When an incident occurs, a speedy assessment of the likely level of economic loss for the local tourism industry is essential. CMA has undertaken such studies in N Spain, S W France, the island of Guimaras in the Philippines and an affected area on the west coast of S Korea. All of these reviews followed contamination by an oil spill.

In each case the economic loss has been based on the average of two reviews. The first is a top level review using regional/ national data to estimate the value of tourism in the affected area. The second is a bottom up approach based on business supply. The two estimated levels of economic activity are averaged and then a range of loss ratios are applied to estimate the likely level of loss. These ranges of loss are based on experience gained from similar incidents but also reflect the: 

  • Type of tourism activity undertaken in the affected area,
  • Timing of the incident relative to the seasonality of tourism in tourism activity and its booking patterns,
  • Visitor/ tourist profile; the balance between domestic and overseas visitors& day and stay visitors,


Tourism claims can arise either from a major incident such as an oil spill or from an individual event namely a fire or explosion.

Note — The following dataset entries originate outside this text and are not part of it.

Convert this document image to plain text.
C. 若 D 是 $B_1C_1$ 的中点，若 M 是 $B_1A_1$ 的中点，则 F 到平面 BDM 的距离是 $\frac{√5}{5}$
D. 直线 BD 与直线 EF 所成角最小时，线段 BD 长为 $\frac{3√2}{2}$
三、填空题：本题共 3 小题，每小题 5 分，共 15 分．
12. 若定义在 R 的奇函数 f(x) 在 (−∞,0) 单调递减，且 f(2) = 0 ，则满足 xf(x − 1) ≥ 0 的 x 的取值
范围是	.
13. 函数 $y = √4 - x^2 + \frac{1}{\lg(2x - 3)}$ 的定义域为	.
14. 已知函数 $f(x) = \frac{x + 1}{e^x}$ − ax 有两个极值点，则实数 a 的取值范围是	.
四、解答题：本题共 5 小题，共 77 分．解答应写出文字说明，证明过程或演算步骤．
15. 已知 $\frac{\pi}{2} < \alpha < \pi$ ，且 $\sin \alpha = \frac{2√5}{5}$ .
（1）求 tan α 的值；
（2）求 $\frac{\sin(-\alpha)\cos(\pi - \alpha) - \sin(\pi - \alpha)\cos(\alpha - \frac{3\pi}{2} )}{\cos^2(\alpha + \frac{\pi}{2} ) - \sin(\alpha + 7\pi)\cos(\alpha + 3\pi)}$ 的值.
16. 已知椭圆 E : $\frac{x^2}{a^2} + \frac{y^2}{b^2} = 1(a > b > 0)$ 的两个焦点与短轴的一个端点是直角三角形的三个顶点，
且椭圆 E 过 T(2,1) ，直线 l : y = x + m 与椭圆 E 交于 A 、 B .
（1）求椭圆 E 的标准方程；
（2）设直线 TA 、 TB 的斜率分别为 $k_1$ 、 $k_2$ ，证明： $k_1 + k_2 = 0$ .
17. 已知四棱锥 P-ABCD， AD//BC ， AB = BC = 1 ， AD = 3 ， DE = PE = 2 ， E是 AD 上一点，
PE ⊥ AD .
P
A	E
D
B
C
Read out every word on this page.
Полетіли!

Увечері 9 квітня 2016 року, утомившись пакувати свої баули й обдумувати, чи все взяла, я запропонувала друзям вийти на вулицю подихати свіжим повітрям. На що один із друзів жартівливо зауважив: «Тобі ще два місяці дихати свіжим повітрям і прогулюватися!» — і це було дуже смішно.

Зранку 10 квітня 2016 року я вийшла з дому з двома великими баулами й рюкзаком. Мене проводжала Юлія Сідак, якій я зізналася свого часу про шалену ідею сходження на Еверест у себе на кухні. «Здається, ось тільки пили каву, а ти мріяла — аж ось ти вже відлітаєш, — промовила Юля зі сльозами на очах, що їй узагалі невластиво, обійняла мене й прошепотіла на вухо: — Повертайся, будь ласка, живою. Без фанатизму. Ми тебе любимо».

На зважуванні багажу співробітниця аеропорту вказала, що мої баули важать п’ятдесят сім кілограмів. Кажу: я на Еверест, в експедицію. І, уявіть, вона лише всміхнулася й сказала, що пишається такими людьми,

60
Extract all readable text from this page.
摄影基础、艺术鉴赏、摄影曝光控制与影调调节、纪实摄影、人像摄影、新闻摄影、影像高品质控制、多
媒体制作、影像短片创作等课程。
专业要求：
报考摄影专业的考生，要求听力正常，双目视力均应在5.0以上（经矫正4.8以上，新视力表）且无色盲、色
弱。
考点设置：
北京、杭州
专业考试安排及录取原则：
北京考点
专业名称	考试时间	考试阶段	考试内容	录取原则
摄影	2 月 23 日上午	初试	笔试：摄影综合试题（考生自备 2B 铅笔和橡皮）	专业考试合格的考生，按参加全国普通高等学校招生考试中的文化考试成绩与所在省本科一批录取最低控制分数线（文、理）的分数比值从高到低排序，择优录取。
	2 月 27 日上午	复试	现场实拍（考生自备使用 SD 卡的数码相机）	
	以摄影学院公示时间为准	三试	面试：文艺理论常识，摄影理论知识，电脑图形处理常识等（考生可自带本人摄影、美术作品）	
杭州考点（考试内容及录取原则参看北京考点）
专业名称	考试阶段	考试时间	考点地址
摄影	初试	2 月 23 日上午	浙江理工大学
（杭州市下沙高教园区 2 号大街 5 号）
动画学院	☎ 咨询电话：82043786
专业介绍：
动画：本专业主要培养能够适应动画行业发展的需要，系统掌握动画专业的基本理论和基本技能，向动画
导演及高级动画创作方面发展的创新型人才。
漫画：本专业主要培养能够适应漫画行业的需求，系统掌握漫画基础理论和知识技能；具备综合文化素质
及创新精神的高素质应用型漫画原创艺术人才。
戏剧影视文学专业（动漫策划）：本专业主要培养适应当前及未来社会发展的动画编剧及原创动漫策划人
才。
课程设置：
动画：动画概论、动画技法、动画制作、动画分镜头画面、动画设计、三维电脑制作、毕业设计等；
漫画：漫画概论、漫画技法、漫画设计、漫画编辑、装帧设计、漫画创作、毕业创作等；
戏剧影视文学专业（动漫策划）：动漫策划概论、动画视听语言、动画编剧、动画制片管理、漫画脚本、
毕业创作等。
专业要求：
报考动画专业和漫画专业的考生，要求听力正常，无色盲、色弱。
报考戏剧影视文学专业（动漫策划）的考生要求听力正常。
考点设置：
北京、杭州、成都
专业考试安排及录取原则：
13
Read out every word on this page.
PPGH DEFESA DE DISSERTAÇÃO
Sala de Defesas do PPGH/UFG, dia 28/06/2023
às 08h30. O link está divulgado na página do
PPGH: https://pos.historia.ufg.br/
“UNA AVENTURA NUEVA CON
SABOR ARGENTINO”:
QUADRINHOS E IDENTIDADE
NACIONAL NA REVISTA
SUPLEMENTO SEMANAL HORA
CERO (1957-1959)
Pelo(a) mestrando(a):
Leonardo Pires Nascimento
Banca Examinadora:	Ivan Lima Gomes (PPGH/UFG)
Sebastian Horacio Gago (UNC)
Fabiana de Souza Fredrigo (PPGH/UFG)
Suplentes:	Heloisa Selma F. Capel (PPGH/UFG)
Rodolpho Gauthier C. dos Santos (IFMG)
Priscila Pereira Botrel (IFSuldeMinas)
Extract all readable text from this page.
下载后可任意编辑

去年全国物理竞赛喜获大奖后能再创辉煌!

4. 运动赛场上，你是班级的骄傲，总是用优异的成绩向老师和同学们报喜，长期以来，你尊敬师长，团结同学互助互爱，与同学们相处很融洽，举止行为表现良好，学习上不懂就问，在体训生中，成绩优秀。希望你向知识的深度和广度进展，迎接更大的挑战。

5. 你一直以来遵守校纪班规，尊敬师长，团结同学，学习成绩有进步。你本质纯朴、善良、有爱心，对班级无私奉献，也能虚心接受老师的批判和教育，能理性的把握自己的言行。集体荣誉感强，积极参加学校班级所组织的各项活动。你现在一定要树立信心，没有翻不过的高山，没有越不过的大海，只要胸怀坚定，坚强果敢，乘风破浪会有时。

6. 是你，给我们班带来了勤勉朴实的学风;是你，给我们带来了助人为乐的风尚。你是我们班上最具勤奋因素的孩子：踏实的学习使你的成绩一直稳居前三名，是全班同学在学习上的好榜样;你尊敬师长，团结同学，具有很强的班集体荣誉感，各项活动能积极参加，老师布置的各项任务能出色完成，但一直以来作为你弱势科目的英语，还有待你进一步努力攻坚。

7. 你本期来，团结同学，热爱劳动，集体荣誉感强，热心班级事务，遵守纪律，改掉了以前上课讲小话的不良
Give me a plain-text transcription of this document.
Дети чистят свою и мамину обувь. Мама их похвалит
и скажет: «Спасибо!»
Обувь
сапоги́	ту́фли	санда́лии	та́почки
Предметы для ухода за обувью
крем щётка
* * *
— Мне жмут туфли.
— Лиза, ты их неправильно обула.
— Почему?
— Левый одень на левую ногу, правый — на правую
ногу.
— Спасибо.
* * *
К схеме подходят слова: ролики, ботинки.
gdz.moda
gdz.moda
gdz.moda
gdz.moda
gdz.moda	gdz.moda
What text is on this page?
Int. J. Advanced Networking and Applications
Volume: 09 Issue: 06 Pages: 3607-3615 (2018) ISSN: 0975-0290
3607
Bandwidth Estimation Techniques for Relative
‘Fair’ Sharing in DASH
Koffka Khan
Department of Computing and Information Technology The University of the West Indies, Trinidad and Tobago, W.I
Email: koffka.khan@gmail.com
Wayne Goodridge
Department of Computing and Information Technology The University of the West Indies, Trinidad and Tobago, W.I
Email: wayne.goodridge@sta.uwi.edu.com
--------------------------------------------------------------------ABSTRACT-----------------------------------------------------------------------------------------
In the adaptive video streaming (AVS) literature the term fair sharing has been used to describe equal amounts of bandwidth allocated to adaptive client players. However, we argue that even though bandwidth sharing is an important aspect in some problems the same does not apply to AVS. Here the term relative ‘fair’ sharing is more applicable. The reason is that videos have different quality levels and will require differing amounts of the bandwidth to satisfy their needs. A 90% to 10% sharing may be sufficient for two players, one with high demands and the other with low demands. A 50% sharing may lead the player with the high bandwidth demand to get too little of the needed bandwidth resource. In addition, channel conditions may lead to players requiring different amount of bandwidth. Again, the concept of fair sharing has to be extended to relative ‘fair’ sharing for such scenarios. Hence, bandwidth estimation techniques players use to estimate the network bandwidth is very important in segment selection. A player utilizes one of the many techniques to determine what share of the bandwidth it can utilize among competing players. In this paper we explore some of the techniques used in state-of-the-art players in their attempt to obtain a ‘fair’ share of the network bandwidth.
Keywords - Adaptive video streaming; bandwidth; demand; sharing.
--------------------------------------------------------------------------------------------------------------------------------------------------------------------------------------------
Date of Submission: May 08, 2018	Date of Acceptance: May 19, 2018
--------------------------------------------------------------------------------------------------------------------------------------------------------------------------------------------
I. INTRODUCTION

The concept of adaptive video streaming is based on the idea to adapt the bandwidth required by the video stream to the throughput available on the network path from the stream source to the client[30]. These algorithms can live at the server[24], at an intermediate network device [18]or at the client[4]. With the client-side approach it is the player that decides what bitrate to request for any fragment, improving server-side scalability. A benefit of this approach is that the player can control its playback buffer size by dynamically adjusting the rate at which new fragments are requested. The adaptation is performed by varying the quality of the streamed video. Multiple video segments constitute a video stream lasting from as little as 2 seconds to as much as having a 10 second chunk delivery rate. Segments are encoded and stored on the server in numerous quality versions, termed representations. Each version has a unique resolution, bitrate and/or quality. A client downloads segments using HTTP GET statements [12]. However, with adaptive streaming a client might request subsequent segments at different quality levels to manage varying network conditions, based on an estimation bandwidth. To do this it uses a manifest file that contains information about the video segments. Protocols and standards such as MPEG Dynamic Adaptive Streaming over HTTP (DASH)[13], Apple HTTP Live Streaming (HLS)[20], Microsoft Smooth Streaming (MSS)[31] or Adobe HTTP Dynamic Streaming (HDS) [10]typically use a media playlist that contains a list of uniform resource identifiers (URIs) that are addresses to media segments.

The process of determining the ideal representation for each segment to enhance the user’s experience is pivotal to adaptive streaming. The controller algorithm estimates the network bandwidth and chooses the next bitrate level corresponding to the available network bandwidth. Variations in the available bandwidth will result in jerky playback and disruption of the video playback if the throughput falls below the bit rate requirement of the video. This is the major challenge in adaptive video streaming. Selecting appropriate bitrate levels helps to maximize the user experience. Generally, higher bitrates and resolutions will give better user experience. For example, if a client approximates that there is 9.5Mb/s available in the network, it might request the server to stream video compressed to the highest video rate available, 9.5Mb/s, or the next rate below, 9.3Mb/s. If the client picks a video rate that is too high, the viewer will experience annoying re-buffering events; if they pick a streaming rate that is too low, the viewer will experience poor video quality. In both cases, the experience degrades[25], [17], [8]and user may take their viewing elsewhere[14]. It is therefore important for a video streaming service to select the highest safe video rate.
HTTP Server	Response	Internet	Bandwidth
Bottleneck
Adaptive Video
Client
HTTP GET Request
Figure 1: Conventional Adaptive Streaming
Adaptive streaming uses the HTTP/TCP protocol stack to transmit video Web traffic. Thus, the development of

In each case we visit the business to understand the normal trading patterns and to review these in the context of the facilities provided. This understanding is of paramount importance if the impact of the incident is to be fully identified. It is important to understand how the business would have traded had the incident not occurred in order to assess the impact.

Even without the incident, there will probably be other factors that cause trading to change. These can include external and internal business issues. External issues can include:

  • Changing economic factors such as fuel price increases,
  • Economic recessions or sharp increases in growth
  • Different weather patterns during a main season
  • Volcanic eruptions
  • Changing social trends
  • Changes in the local communication networks,
  • Local area redevelopment plans
  • Additions/ reductions in the local competition

Internal factors can include:

  • Tariff changes,
  • Product changes – extensions or demolitions,
  • Key staff changes: new managers or other key staff
  • Changes to marketing budgets and activity,
  • Operator induced changes in response to the incident

The assessment of economic loss should reflect the impact of any of the above, or other, changes on the business. Then a projected revenue for the claim period can be assessed which should also incorporate changes in trading trends. In general we prefer to identify trading trends over a three year period rather than a three year average revenue. An average revenue eliminates the impact of such trading trends which can either indicate growing or falling revenues.

Finally once the level of revenue loss has been identified, an allowance needs to be made for cost savings. A cost saving reflects those costs that have been saved as a result of the decline in revenue and can include such items as food and drink costs, saved labour costs, saved energy and commissions etc.. Finally any additional costs incurred by the operator should be added to the loss.